Now, more than ever, there is so much misinformation out there about health. Falling for bad information about research studies can cause you to make choices that harm your health, either by convincing you to skip useful health care or worse, to choose something actively harmful.
How can you know the difference?
I have for you a checklist of things to look at as you evaluate research headlines you come across online. Scroll down to learn more about each one.
- Check your own bias I know, I know, you think you’re totally even handed in your evaluation of research. But we all have bias, and it’s worth taking a moment and think to yourself “what am I expecting to read here?” and “How invested am I in having this article back up my current views?” as you might be surprised that you already have strong feelings on what you’re about to read.
- Check the source this might be the author of the article, the publication, the friend who shared it or all of these. Are any of these sources trying to sell you something? Trying to make a political point? If so, make sure you factor that in to your assessment.
- Check the article after the headline – Unfortunately, many people share articles online, sometimes even with inflammatory commentary, without reading the actual article. Don’t be that person. Read the whole article before you share so you don’t perpetuate bad info or embarrass yourself.
- Check the original source – Some news sources report on research studies based only on a press release, which has been exaggerated to grab attention. When the publication then pumps it up to grab your attention again, it can end up very distorted. Reliable news sources will have enough information about a research study that you can find the real deal and see if it’s a match.

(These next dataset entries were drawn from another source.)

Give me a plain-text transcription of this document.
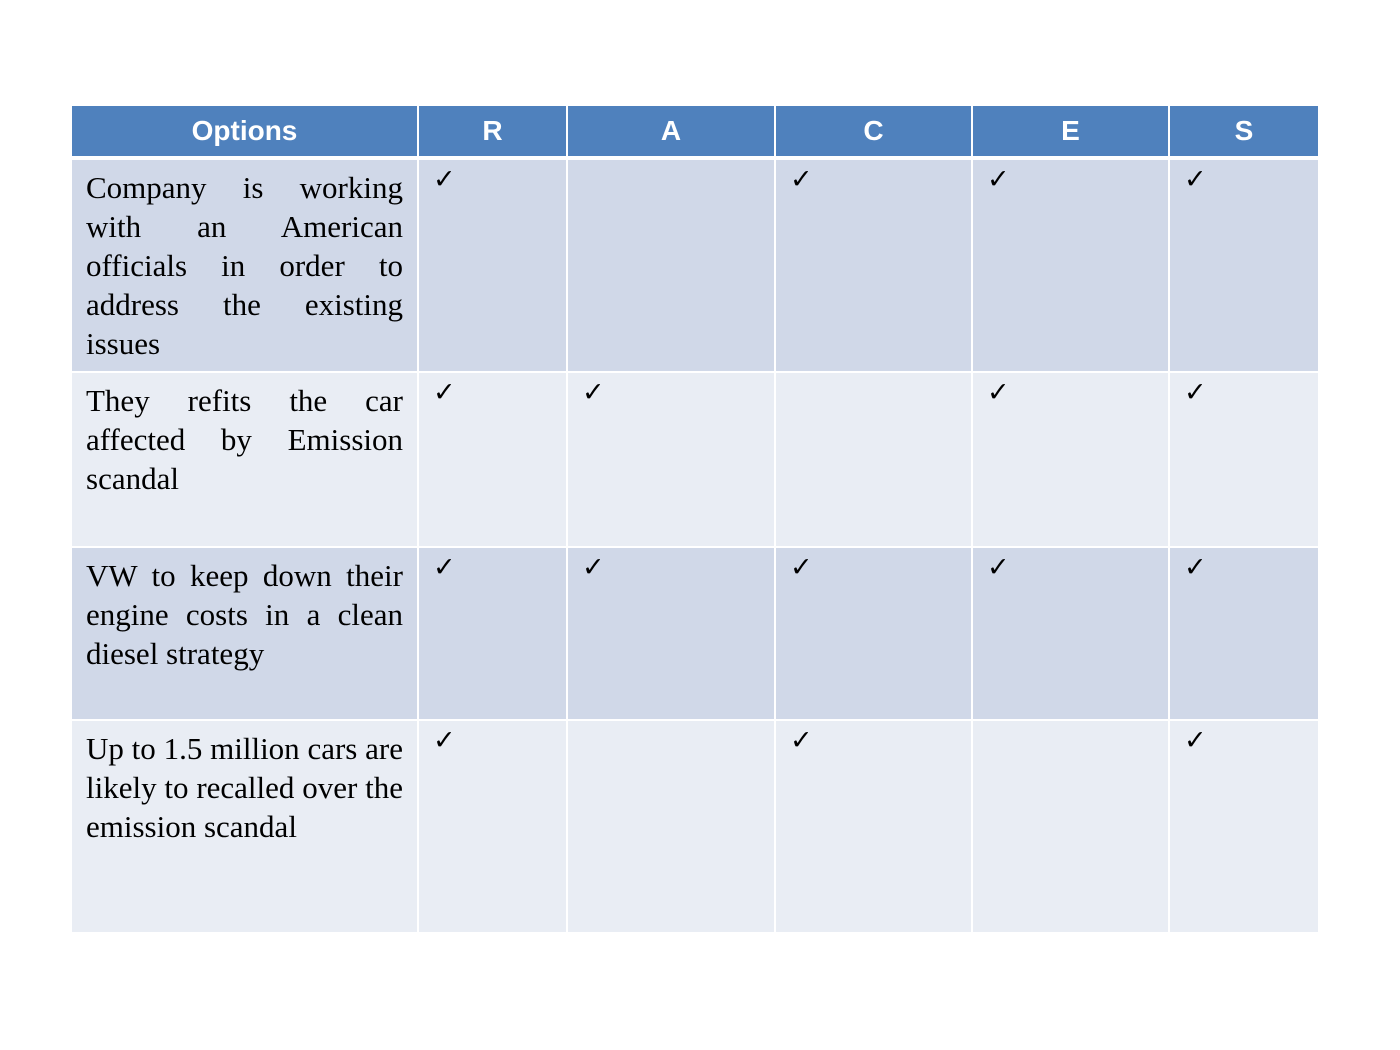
Options	R	A	C	E	S
Company is working with an American officials in order to address the existing issues	✓		✓	✓	✓
They refits the car affected by Emission scandal	✓	✓		✓	✓
VW to keep down their engine costs in a clean diesel strategy	✓	✓	✓	✓	✓
Up to 1.5 million cars are likely to recalled over the emission scandal	✓		✓		✓
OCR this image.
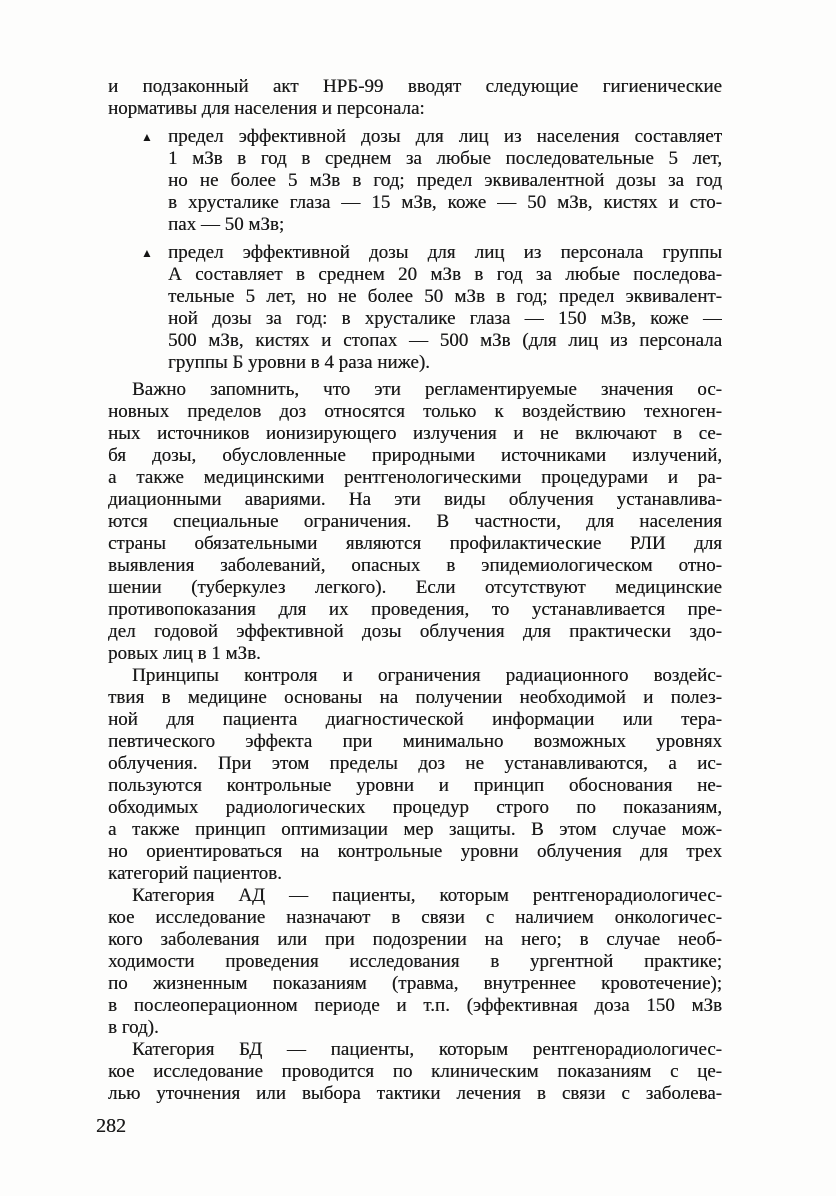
и подзаконный акт НРБ-99 вводят следующие гигиенические
нормативы для населения и персонала:
▲ предел эффективной дозы для лиц из населения составляет
1 мЗв в год в среднем за любые последовательные 5 лет,
но не более 5 мЗв в год; предел эквивалентной дозы за год
в хрусталике глаза — 15 мЗв, коже — 50 мЗв, кистях и сто-
пах — 50 мЗв;
▲ предел эффективной дозы для лиц из персонала группы
А составляет в среднем 20 мЗв в год за любые последова-
тельные 5 лет, но не более 50 мЗв в год; предел эквивалент-
ной дозы за год: в хрусталике глаза — 150 мЗв, коже —
500 мЗв, кистях и стопах — 500 мЗв (для лиц из персонала
группы Б уровни в 4 раза ниже).
Важно запомнить, что эти регламентируемые значения ос-
новных пределов доз относятся только к воздействию техноген-
ных источников ионизирующего излучения и не включают в се-
бя дозы, обусловленные природными источниками излучений,
а также медицинскими рентгенологическими процедурами и ра-
диационными авариями. На эти виды облучения устанавлива-
ются специальные ограничения. В частности, для населения
страны обязательными являются профилактические РЛИ для
выявления заболеваний, опасных в эпидемиологическом отно-
шении (туберкулез легкого). Если отсутствуют медицинские
противопоказания для их проведения, то устанавливается пре-
дел годовой эффективной дозы облучения для практически здо-
ровых лиц в 1 мЗв.
Принципы контроля и ограничения радиационного воздейс-
твия в медицине основаны на получении необходимой и полез-
ной для пациента диагностической информации или тера-
певтического эффекта при минимально возможных уровнях
облучения. При этом пределы доз не устанавливаются, а ис-
пользуются контрольные уровни и принцип обоснования не-
обходимых радиологических процедур строго по показаниям,
а также принцип оптимизации мер защиты. В этом случае мож-
но ориентироваться на контрольные уровни облучения для трех
категорий пациентов.
Категория АД — пациенты, которым рентгенорадиологичес-
кое исследование назначают в связи с наличием онкологичес-
кого заболевания или при подозрении на него; в случае необ-
ходимости проведения исследования в ургентной практике;
по жизненным показаниям (травма, внутреннее кровотечение);
в послеоперационном периоде и т.п. (эффективная доза 150 мЗв
в год).
Категория БД — пациенты, которым рентгенорадиологичес-
кое исследование проводится по клиническим показаниям с це-
лью уточнения или выбора тактики лечения в связи с заболева-
282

- Check the experts – The article should include perspective and quotes from a reliable expert in the same area, one who is NOT affiliated with the research study. These experts can be very telling, and often point out concerns and limitations of the research that can be important.
- Check the context – Research studies should always be viewed in the context of the *entire body* of research. Yes, it’s true that a single study can sometimes call the entire body of research into question, but any study that runs contrary to the body of work on that topic should be viewed with extra scrutiny and should hold up to replication in future studies.
- Check the numbers – In this era of trying to go viral, everyone is overstating their results. Beware of pilot studies with very small numbers, studies that imply a correlation means something is caused by someone else, and studies that use phrasing like “approaching significance” to describe results that don’t reach significance.
- Check the population – The study should be done on either a wide and large sample of the entire population, with few exclusions, or on a population that matches the population it’s applied to. Sometimes it’s obvious: A study done on rats cannot be assumed to apply to humans. Sometimes it’s less obvious: A study done on first time parents birthing in hospitals in Taiwan probably cannot be accurately applied to a 4th time parent planning a home birth in Amsterdam.
- Check the risk wording – One really easy way to make tiny risk numbers look more impressive is to use multiplier numbers – and often they’re rounded up to get to that point. Don’t just look at relative risk words like “double the risk!” or “half the chance!” – look at the actual numbers. If those numbers are not included, be very, very wary. 1 in 10 million is *technically* half of 1 in 20 million but the actual risk is very small either way.
- Check your own bias again – we are all susceptible to “confirmation bias” – the idea that we more easily accept things that agree with beliefs we already hold. Take a minute and think back on your response as you learned about this new research information. Did you find yourself thinking “I KNEW IT!” or “There’s no way this is right, I just have to find where they screwed up.” Those are signs you’ve fallen for confirmation bias.